If you look at the map I’ve included, you will see the Gulf Stream current in Red. Why is this important? Well, hurricanes live off of warm water, that’s where they get their strength. Every summer storms build up off the African coast, follow the current down to the Caribbean, and then in August and September, most of the time follow the Gulf Stream current up the East Coast, and as you can see it slams into North Carolina. Some storms will veer off into the Gulf of Mexico, also warm water, or go inland through Florida or Georgia. But hurricane season was a regular event for us in North Carolina.
From Wilmington in the south, up to Emerald Isle, Atlantic Beach, and Fort Macon Beach, it looks like someone took a scope and carved the coast out…those were the hurricanes that did that damage. In fact, Emerald Isle, Atlantic Beach, and Fort Macon sit on a sandbar island formed by the hurricanes depositing sand before they went up the coast to hit Cape Hatteras, Nags Head, and the Outer Banks.
The North Carolina coastline is AMAZING. Inlets, bays, rivers feeding from inland, nooks, and crannies everywhere, that’s why Black Beard the pirates and many others loved this area. It would take forever to find them if the military didn’t know their way around…and unless you grew up there…you DON’T know your way around.
The Outer Banks is also a huge sandbar formed by hurricanes over the years, but back to our trip to the beach.
We would drive back roads (that was all we had in North Carolina back in the day) until we get to the New Bern area. Just past there was a park where we would stop. It was only about an hour to New Bern, so we didn’t stop because we needed a break. We stopped because this is where we had our picnic lunch at the “Kicking Machine”.
What??? Do you mean you grew up without a “Kicking Machine”? Well, here is the history… “Have you ever thought that you could kick yourself? Tom Haywood, of Croatan, knew that feeling and figured other folks might sometimes feel that way, too. So during the summer of 1937, he and local handyman Wilber Herring built a contraption that would deliver a good, swift kick to the seat of the pants of any willing recipient.
The simple machine consisted of a hand-operated crank connected by a belt and pulleys to a wheel. Four spokes, each with an old shoe attached, jutted out from the wheel. To get the boot, the operator just bent over and turned the crank.

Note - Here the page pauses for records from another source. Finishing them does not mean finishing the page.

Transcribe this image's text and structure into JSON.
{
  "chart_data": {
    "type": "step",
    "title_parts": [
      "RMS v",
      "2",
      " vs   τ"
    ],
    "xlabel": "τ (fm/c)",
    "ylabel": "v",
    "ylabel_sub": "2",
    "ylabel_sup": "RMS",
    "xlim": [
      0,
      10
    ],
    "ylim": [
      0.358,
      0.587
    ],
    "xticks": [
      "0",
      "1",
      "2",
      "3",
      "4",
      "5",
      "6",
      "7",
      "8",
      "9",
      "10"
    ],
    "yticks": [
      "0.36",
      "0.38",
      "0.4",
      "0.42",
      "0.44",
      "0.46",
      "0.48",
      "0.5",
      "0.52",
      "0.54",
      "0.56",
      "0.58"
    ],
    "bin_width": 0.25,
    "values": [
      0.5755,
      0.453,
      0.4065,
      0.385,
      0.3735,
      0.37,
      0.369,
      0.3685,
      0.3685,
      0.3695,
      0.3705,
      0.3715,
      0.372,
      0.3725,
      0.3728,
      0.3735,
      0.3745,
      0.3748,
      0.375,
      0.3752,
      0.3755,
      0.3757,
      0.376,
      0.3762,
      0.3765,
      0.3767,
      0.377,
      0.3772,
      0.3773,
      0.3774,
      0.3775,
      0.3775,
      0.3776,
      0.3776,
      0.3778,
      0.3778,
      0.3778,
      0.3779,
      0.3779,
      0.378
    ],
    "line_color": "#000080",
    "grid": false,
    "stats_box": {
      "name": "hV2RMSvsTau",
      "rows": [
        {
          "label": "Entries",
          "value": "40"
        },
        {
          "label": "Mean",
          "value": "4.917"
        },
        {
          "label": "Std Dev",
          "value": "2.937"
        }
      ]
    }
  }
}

A Craven County commissioner, Haywood said he intended the kicking machine for his personal use, “to perform the needed rebuke to my conscience.” He kept it behind his house. But so many folks heard about the machine and wanted to use it that Haywood finally moved it to a shelter in front of his general store. The shelter stood at the roadside on U.S. 70, about ten miles east of New Bern.
According to old newspaper accounts, the kicking machine got a good workout on Sunday afternoons from motorists going home from the beach. But at nighttime, the machine really got cranking. “A lot of folks don’t want people to know they need a kick, so they wait until I close up at night and then come around,” Haywood said. “Late at night, I can hear the machine just a squeaking outside.”
Well, that’s enough for today, I’ll pick up tomorrow. Enjoy your day and if you need to, go find a Kicking Machine.